Over time, these techniques should serve to keep making content that performs better with search engines, as well as better with your customers. Some of the signals will become less important, and others more, but most should not result in genuine sea changes in how we create content that ranks high. Sites that give meaningful, readable information are now favored over those that do not, and that is as it should be. The trajectory on which the algorithm finds itself is no longer one of volatile change, but rather one of incremental shifts, all geared toward making this kind of writing more meaningful, rather than less.
Our approach, then, and the approach that any solid SEO firm should employ, is grounded in the present with an eye toward the future.

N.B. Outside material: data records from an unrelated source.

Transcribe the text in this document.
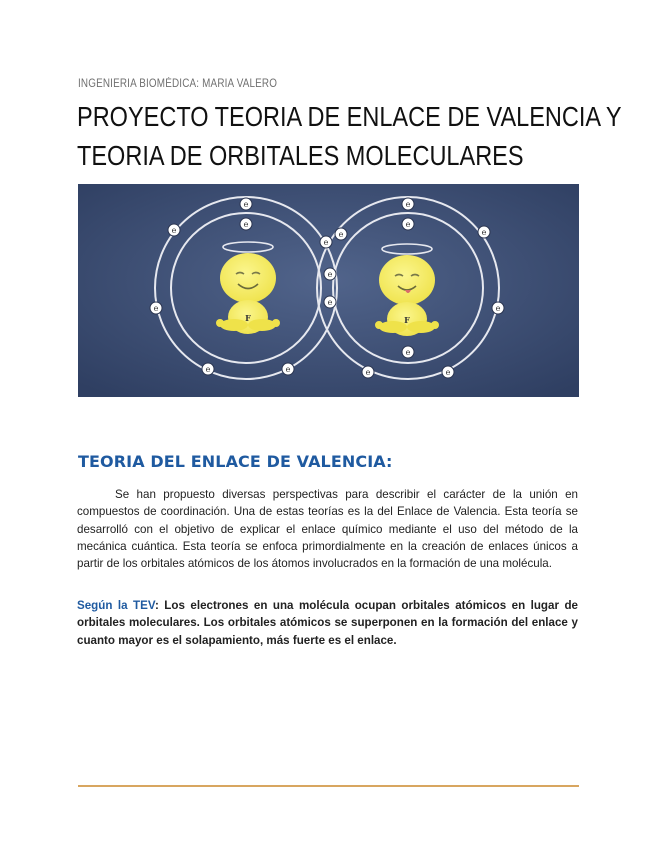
INGENIERIA BIOMÉDICA: MARIA VALERO
PROYECTO TEORIA DE ENLACE DE VALENCIA Y
TEORIA DE ORBITALES MOLECULARES
F	F
e
e
e
e
e	e
e
e
e
e
e
e
e
e
e
e
e
TEORIA DEL ENLACE DE VALENCIA:

Se han propuesto diversas perspectivas para describir el carácter de la unión en compuestos de coordinación. Una de estas teorías es la del Enlace de Valencia. Esta teoría se desarrolló con el objetivo de explicar el enlace químico mediante el uso del método de la mecánica cuántica. Esta teoría se enfoca primordialmente en la creación de enlaces únicos a partir de los orbitales atómicos de los átomos involucrados en la formación de una molécula.

Según la TEV: Los electrones en una molécula ocupan orbitales atómicos en lugar de orbitales moleculares. Los orbitales atómicos se superponen en la formación del enlace y cuanto mayor es el solapamiento, más fuerte es el enlace.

Page rankings exist in the present, and one ignores the factors that weigh in on those rankings at one’s own peril. But writing content for an internet marketing plan should also focus on providing meaningful information. RankBrain builds on concepts and context more than specifically on keywords, not because keywords don’t matter, but because the holistic presentation of the content matters more. We build content based on concepts and ideas, not on the words and phrases we research.
We accomplish this for our clients by starting out at a place of learning and understanding. We want to know who you are and what goals you have for yourself and your company. We want to understand who your customers are, and what you have done to most successfully give them what they want. We then apply the understanding we gain to creating content that provides your knowledge to people who will most benefit from your sharing it with them. In short, we generate content that matters to the people who most matter to you.
Understanding algorithms and chasing algorithms may be two sides of the same coin, but the former allows for much better sustained SEO success than the latter. 1st in SEO directs its understanding to do the most to benefit your company.